Rarely mentioned, but critical, is the need to write a runtime library. This is a major project. It will serve as a demonstration of how the language features work, so it had better be good. Some critical things to get right include:
- I/O performance. Most programs spend a lot of time in I/O. Slow I/O will make the whole language look bad. The benchmark is C stdio. If the language has elegant, lovely I/O APIs, but runs at only half the speed of C I/O, then it just isn’t going to be attractive.
- Memory allocation. A high percentage of time in most programs is spent doing mundane memory allocation. Get this wrong at your peril.
- Transcendental functions. OK, I lied. Nobody cares about the accuracy of transcendental functions, they only care about their speed. My proof comes from trying to port the D runtime library to different platforms, and discovering that the underlying C transcendental functions often fail the accuracy tests in the D library test suite. C library functions also often do a poor job handling the arcana of the IEEE floating-point bestiary — NaNs, infinities, subnormals, negative 0, etc. In D, we compensated by implementing the transcendental functions ourselves. Transcendental floating-point code is pretty tricky and arcane to write, so I’d recommend finding an existing library you can license and adapting that.
A common trap people fall into with standard libraries is filling them up with trivia. Trivia is sand clogging the gears and just dead weight that has to be carried around forever. My general rule is if the explanation for what the function does is more lines than the implementation code, then the function is likely trivia and should be booted out.
After The Prototype
You’ve done it, you’ve got a great prototype of a new language. Now what? Next comes the hardest part. This is where most new languages fail. You’ll be doing what every nascent rock band does — play shopping malls, high school dances, dive bars, and so on, slowly building up an audience. For languages, this means preparing presentations, articles, tutorials, and books on the language. Then, going to programmer meetings, conferences, companies, anywhere they’ll have you, and showing it off. You’ll get used to public speaking, and even find you enjoy it. (I enjoy it a lot.)

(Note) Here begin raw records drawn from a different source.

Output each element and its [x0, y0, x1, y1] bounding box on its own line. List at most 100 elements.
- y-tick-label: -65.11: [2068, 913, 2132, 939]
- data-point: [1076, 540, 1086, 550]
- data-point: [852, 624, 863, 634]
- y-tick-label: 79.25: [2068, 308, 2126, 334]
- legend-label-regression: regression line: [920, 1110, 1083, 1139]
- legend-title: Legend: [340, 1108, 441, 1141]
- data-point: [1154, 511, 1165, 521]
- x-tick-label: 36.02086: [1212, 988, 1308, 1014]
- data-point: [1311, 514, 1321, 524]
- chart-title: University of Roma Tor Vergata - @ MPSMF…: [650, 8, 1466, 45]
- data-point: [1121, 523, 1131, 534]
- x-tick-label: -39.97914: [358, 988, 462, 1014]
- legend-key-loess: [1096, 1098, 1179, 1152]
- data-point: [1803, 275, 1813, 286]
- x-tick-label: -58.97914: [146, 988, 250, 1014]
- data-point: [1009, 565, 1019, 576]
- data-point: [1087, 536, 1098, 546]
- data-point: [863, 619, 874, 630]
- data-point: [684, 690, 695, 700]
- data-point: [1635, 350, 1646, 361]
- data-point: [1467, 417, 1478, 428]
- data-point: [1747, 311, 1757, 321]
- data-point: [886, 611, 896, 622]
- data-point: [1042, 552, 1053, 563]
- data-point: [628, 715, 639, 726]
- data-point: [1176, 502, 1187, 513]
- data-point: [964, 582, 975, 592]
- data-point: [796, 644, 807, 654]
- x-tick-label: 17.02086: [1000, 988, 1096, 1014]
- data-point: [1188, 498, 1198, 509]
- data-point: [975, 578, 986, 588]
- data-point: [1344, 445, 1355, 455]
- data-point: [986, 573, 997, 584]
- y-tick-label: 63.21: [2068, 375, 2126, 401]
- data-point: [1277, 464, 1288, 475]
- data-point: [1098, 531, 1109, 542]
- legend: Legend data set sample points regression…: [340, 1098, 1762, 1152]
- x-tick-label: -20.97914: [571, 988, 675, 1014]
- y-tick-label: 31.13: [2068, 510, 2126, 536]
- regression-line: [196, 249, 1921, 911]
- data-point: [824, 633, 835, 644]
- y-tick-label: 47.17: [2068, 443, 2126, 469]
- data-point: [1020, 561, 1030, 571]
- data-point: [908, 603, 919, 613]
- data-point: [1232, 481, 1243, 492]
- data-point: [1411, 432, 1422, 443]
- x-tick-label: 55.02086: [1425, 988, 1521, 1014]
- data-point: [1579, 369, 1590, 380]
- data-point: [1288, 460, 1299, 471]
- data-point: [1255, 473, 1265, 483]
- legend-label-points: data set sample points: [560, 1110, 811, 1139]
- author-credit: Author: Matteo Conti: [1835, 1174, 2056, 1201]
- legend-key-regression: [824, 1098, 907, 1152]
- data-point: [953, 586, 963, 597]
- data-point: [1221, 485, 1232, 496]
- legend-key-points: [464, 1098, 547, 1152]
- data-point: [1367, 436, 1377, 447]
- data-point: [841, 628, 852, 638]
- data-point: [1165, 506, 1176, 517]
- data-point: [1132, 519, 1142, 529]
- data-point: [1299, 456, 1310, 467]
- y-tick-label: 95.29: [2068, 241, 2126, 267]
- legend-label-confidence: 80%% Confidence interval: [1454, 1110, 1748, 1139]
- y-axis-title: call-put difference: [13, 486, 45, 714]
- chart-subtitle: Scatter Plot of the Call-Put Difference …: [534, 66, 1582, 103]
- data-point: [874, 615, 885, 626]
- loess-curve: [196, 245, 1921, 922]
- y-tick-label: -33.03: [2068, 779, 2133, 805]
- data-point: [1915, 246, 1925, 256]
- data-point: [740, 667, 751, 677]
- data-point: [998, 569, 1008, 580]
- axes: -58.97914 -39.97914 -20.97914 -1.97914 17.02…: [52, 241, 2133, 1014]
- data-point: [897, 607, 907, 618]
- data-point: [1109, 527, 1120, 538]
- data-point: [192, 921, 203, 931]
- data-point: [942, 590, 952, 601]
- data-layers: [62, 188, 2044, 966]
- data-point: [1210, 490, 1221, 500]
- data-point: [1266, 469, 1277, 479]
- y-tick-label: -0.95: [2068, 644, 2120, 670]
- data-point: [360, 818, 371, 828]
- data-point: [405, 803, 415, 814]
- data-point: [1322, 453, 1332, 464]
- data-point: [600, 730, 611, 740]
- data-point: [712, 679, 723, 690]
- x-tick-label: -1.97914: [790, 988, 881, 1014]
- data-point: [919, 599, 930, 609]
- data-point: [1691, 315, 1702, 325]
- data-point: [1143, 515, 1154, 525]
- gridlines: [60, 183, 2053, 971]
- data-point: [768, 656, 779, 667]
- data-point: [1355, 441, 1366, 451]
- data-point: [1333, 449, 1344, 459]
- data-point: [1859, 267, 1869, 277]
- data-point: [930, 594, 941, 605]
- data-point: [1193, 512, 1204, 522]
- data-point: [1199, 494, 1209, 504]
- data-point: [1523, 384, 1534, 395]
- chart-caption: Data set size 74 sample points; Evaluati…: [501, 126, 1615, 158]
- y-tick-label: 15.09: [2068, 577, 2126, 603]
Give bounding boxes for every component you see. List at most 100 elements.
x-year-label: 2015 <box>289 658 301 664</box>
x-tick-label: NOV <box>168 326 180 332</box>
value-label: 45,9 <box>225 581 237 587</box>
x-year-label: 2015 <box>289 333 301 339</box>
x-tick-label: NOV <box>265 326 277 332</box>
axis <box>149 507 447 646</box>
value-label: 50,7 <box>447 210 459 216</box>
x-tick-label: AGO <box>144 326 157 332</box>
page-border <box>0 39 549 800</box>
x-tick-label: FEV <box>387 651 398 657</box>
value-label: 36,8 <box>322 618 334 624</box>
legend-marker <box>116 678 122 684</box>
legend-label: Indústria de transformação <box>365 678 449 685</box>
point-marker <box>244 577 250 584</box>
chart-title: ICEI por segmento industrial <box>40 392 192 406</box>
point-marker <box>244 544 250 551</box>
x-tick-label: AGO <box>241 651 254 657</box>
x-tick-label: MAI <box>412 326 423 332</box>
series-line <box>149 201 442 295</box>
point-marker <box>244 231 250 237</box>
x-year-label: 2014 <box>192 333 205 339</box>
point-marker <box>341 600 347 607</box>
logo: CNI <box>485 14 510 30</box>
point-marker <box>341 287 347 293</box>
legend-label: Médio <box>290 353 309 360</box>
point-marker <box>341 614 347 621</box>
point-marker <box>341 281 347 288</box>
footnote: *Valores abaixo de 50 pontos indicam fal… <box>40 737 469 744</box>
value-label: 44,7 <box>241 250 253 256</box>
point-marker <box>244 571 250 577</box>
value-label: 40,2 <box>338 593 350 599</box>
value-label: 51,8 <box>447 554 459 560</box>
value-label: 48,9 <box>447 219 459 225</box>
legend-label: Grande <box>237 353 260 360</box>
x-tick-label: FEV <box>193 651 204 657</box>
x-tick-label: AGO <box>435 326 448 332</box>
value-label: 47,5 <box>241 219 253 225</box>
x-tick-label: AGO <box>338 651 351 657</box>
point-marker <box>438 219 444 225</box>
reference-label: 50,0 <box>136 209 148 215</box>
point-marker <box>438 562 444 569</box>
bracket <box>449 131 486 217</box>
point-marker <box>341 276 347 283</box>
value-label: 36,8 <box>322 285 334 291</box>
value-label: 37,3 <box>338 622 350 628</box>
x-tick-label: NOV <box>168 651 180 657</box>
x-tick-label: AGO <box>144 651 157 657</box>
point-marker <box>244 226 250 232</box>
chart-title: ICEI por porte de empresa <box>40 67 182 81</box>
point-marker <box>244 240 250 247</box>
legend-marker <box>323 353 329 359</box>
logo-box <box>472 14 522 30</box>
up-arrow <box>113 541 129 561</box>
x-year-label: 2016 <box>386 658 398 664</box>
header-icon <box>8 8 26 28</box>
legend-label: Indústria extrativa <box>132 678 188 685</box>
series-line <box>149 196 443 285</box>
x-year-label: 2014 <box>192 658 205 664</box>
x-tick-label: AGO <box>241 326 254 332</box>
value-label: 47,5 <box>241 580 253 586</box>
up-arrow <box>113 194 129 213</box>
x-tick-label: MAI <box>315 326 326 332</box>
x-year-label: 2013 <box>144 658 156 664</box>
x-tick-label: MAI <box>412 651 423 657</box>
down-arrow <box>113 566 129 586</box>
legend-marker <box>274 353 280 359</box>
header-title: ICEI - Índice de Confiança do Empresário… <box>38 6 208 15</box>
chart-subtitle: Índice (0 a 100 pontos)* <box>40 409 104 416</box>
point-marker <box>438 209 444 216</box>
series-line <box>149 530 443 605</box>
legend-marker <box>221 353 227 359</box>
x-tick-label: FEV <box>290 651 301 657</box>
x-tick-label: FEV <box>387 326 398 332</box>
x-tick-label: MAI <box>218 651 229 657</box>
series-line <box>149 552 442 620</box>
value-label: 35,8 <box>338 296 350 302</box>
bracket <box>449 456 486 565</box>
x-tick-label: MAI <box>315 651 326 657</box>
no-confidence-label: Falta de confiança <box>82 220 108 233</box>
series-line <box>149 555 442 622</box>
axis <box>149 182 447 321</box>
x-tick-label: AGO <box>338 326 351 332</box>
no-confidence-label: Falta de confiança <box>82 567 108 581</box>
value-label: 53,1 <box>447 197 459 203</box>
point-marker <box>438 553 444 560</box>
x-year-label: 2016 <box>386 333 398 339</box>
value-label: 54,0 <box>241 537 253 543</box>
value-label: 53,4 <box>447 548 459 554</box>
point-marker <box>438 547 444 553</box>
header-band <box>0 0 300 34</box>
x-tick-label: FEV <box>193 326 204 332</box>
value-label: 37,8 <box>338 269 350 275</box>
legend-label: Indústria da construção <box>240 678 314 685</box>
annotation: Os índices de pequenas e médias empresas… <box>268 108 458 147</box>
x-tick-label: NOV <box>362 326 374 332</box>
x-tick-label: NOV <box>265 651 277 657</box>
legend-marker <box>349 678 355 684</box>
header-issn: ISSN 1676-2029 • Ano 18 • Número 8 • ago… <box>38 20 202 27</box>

There’s one huge thing working in your favor: With the global reach of the Internet, there’s an instantly reachable global audience. Another favorable fact is that programmer meetings, conferences, etc., all are looking for great content. They love talks about new languages and new programming ideas. My experience with such audiences is that they are friendly and will give you lots of constructive feedback.
Of course, then you’ll almost certainly be forced to reevaluate some cherished features of the language and reengineer them.
But hey, you went into this with your eyes open!